Comment on Philosophy meme
FlyingSquid@lemmy.world 1 year ago
An Aztec would not agree to any of that. They took slaves, they didn’t allow women to vote because they didn’t allow voting and women were second-class and they weren’t interested in a fair and equitable society, which is part of the reason their enemies helped the Spanish take them down.
So I’d say that your ‘objective truths’ didn’t apply to a major human civilization.
balderdash9@lemmy.zip 1 year ago
Here is an adjacent argument to the one you gave:
Moral of the story, disagreement alone does not entail a lack of objective truth. But the post was not about moral disagreement, it was about moral progress.
Moral relativists have a hard time explaining why we should have moral progress. The moral relativist will argue that any action whatsoever will be a good action if there is a certain group consensus. So why should we fight for a more fair and equitable society if the society we have no is *exactly * as morally good as any other system we could enact? Even worse, if the majority of people in your situation believe that something unjust is the right thing to do, then protesting against them is morally wrong.
FlyingSquid@lemmy.world 1 year ago
What does that have to do with my argument about the Aztecs? I don’t see the connection.
Wogi@lemmy.world 1 year ago
Because you seem to misunderstand what objective means, the other user is attempting to help you understand that with an unrelated example.
Objective means something is true. It does not mean consensus.
FluffyPotato@lemm.ee 1 year ago
What would it mean for a moral to be true?
Like we can prove the earth goes around the sun but how would you prove a moral value to be true?
FlyingSquid@lemmy.world 1 year ago
Yes, I know what objective means. What makes their morals untrue and yours true?

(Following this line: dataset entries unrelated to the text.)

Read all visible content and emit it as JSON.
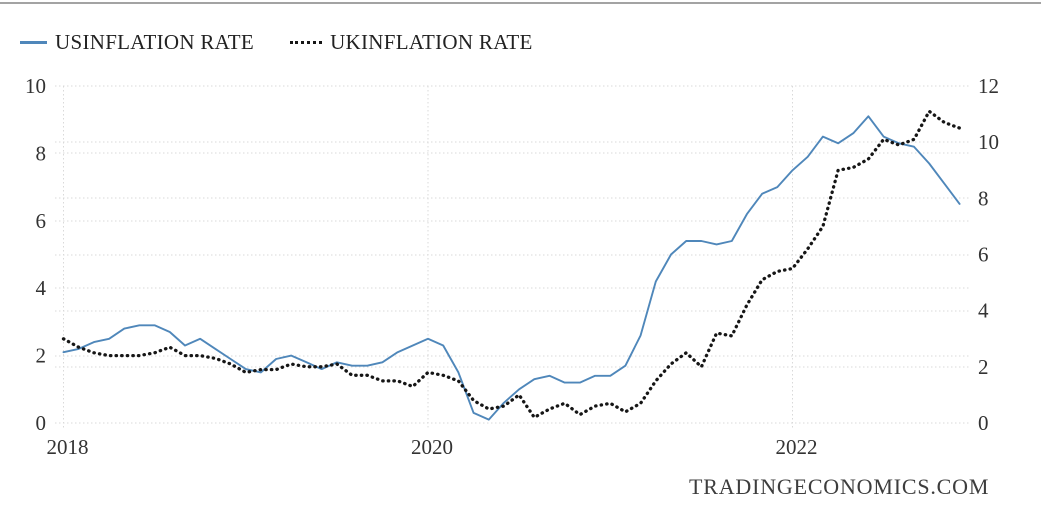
{
  "legend": {
    "items": [
      {
        "label": "USINFLATION RATE",
        "color": "#4f87ba",
        "style": "solid"
      },
      {
        "label": "UKINFLATION RATE",
        "color": "#161616",
        "style": "dotted"
      }
    ]
  },
  "watermark": "TRADINGECONOMICS.COM",
  "colors": {
    "us_line": "#4f87ba",
    "uk_line": "#161616",
    "gridline": "#d9d9d9",
    "axis_text": "#333333",
    "top_border": "#a3a3a3",
    "background": "#ffffff"
  },
  "chart_data": {
    "type": "line",
    "title": "",
    "x_unit": "month",
    "x_start": "2018-01",
    "x_end": "2022-12",
    "grid": true,
    "legend_position": "top-left",
    "x_tick_labels": [
      "2018",
      "2020",
      "2022"
    ],
    "x_tick_years": [
      2018,
      2020,
      2022
    ],
    "left_axis": {
      "min": 0,
      "max": 10,
      "ticks": [
        0,
        2,
        4,
        6,
        8,
        10
      ],
      "series": "USINFLATION RATE"
    },
    "right_axis": {
      "min": 0,
      "max": 12,
      "ticks": [
        0,
        2,
        4,
        6,
        8,
        10,
        12
      ],
      "series": "UKINFLATION RATE"
    },
    "series": [
      {
        "name": "USINFLATION RATE",
        "axis": "left",
        "style": "solid",
        "color": "#4f87ba",
        "values": [
          2.1,
          2.2,
          2.4,
          2.5,
          2.8,
          2.9,
          2.9,
          2.7,
          2.3,
          2.5,
          2.2,
          1.9,
          1.6,
          1.5,
          1.9,
          2.0,
          1.8,
          1.6,
          1.8,
          1.7,
          1.7,
          1.8,
          2.1,
          2.3,
          2.5,
          2.3,
          1.5,
          0.3,
          0.1,
          0.6,
          1.0,
          1.3,
          1.4,
          1.2,
          1.2,
          1.4,
          1.4,
          1.7,
          2.6,
          4.2,
          5.0,
          5.4,
          5.4,
          5.3,
          5.4,
          6.2,
          6.8,
          7.0,
          7.5,
          7.9,
          8.5,
          8.3,
          8.6,
          9.1,
          8.5,
          8.3,
          8.2,
          7.7,
          7.1,
          6.5
        ]
      },
      {
        "name": "UKINFLATION RATE",
        "axis": "right",
        "style": "dotted",
        "color": "#161616",
        "values": [
          3.0,
          2.7,
          2.5,
          2.4,
          2.4,
          2.4,
          2.5,
          2.7,
          2.4,
          2.4,
          2.3,
          2.1,
          1.8,
          1.9,
          1.9,
          2.1,
          2.0,
          2.0,
          2.1,
          1.7,
          1.7,
          1.5,
          1.5,
          1.3,
          1.8,
          1.7,
          1.5,
          0.8,
          0.5,
          0.6,
          1.0,
          0.2,
          0.5,
          0.7,
          0.3,
          0.6,
          0.7,
          0.4,
          0.7,
          1.5,
          2.1,
          2.5,
          2.0,
          3.2,
          3.1,
          4.2,
          5.1,
          5.4,
          5.5,
          6.2,
          7.0,
          9.0,
          9.1,
          9.4,
          10.1,
          9.9,
          10.1,
          11.1,
          10.7,
          10.5
        ]
      }
    ]
  }
}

ChairmanMeow@programming.dev 1 year ago
Whether or not an election has been fair has criteria that can be objectively evaluated. With “moral goodness”, those criteria do not exist.
A moral relativist does not have explain why moral progress is good, because they disagree that you can even really define moral “progress”. At best, there is moral change, and society always catching up to whatever that change may have been. Mortality is an inherently subjective concept, and therefore what is considered morally good can change, or rather: the ‘moral goodness’ of something changes over time. Someone in the past may have fully believed their actions were morally just, despite us viewing them as monsters now. And perhaps things we now consider to be morally just will be considered morally reprehensible in 50 years from now.